Back then water depths over 1,000 feet were considered deep-drilling, and the rush to ultra-deep drilling was just getting under way with new tension leg platforms and giant water filled spar platforms to aid stability and semisubmersible platforms like the five-billion dollar stadium-sized Thunder Horse platform (originally named Crazy Horse, until the Oglala Sioux nation objected) that was knocked off-kilter by Hurricane Dennis in June 2005. A few months later Katrina and Rita came ripping through the Gulf damaging or destroying over 160 rigs and spilling over 8 million gallons of oil in and around the Gulf, not from the rigs, but the pipelines, storage tank farms, refineries and other infrastructure built to support the drilling.

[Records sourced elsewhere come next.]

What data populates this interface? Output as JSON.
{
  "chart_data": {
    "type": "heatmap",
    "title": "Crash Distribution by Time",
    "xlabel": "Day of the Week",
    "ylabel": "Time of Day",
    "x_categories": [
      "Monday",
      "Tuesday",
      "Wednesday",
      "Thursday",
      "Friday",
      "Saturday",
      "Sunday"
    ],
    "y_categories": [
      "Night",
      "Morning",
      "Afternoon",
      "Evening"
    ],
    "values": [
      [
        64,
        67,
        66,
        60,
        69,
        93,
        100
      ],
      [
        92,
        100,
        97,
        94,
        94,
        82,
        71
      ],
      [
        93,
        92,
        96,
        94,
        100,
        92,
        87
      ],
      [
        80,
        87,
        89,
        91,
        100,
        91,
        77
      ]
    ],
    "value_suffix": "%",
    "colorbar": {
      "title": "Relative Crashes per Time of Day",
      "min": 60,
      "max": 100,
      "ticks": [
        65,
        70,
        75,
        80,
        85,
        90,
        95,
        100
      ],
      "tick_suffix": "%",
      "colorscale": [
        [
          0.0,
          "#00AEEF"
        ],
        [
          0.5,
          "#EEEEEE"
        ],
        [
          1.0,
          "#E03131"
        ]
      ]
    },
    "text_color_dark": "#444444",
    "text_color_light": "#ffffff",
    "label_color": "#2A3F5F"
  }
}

Still even as BP, Shell and other operators looked to develop an estimated 25 billion barrels of oil in the deeper waters of the Gulf, they also were in the process of rebranding themselves. Being European-based, British Petroleum and Royal Dutch Shell were less able to obfuscate the science of climate change. European Union governments were at the time carefully reviewing the increasingly alarmed reports of the UN Intergovernmental Panel on Climate Change even as Exxon and other U.S. oil, gas, coal and utility companies were spending tens of millions of dollars finding and funding so-called scientific climate skeptics and developing front groups like ICE, the "Information Council on the Environment," to encourage public uncertainty about the increasingly robust science linking the burning of fossil fuels to Global Warming. Today Climate Disruption seems a more accurate description of the effects we're experiencing including glacial retreat, regional droughts and ocean acidification). Around the time I wrote an article for the Nation, " Energy Companies Try the 'Tobacco Approach' to Global Warming" in 1996, BP CEO John Browne became the first leader of a major oil company to acknowledge that the science on climate change was sound. Following up on a meeting with a Greenpeace leader BP even began calling itself an energy company rather than an oil company, and began running ads rebranding its logo with a green and yellow sunflower and claiming BP now stood for 'Beyond Petroleum.' In the wake of the Deepwater Horizon blowout, 'Bullshit by the Pound,' seems a more accurate acronym.

In any case, blaming the oil companies for being oil companies seems a waste of time. The market forces they drive remain useful for limited purposes such as assuring we have enough gasoline during the holiday driving seasons (though summer beach going to the Florida panhandle may be severely curtailed this year). Still, when it comes to handling global threats like the nuclear balance of terror, or anthropogenic (human-enhanced) climate disruption, we need governments acting in concert.

I hate to agree with the New York Times' Tom Friedman who never met a reductionist argument he couldn't further flatten into a best-selling book, but he got it right last week when he said the Gulf Oil Disaster is Obama's 9/11 moment. Remember when we looked to George W. Bush for leadership and he told us to go shopping? Now is the time for the President to admit his call for expanded offshore drilling was a mistake, and find his greatness.

Just as our nation emerged when rebels turned to revolutionaries and decided to separate from the British Empire we have to begin to take the vision of a clean-energy revolution seriously, understanding it will mean the political and economic separation from the largest industrial combine in human history, the fossil-fuel titans of Exxon, BP, Peabody and Massey.

We have shown our ability to mobilize the resources necessary to help transform the world from Valley Forge to the production lines of World War II. Unfortunately, even in the wake of our latest oil-linked disaster we're still treating the need for a rapid shift to clean carbon-free energy less like the War of Independence or World War II than like the invasion of Grenada.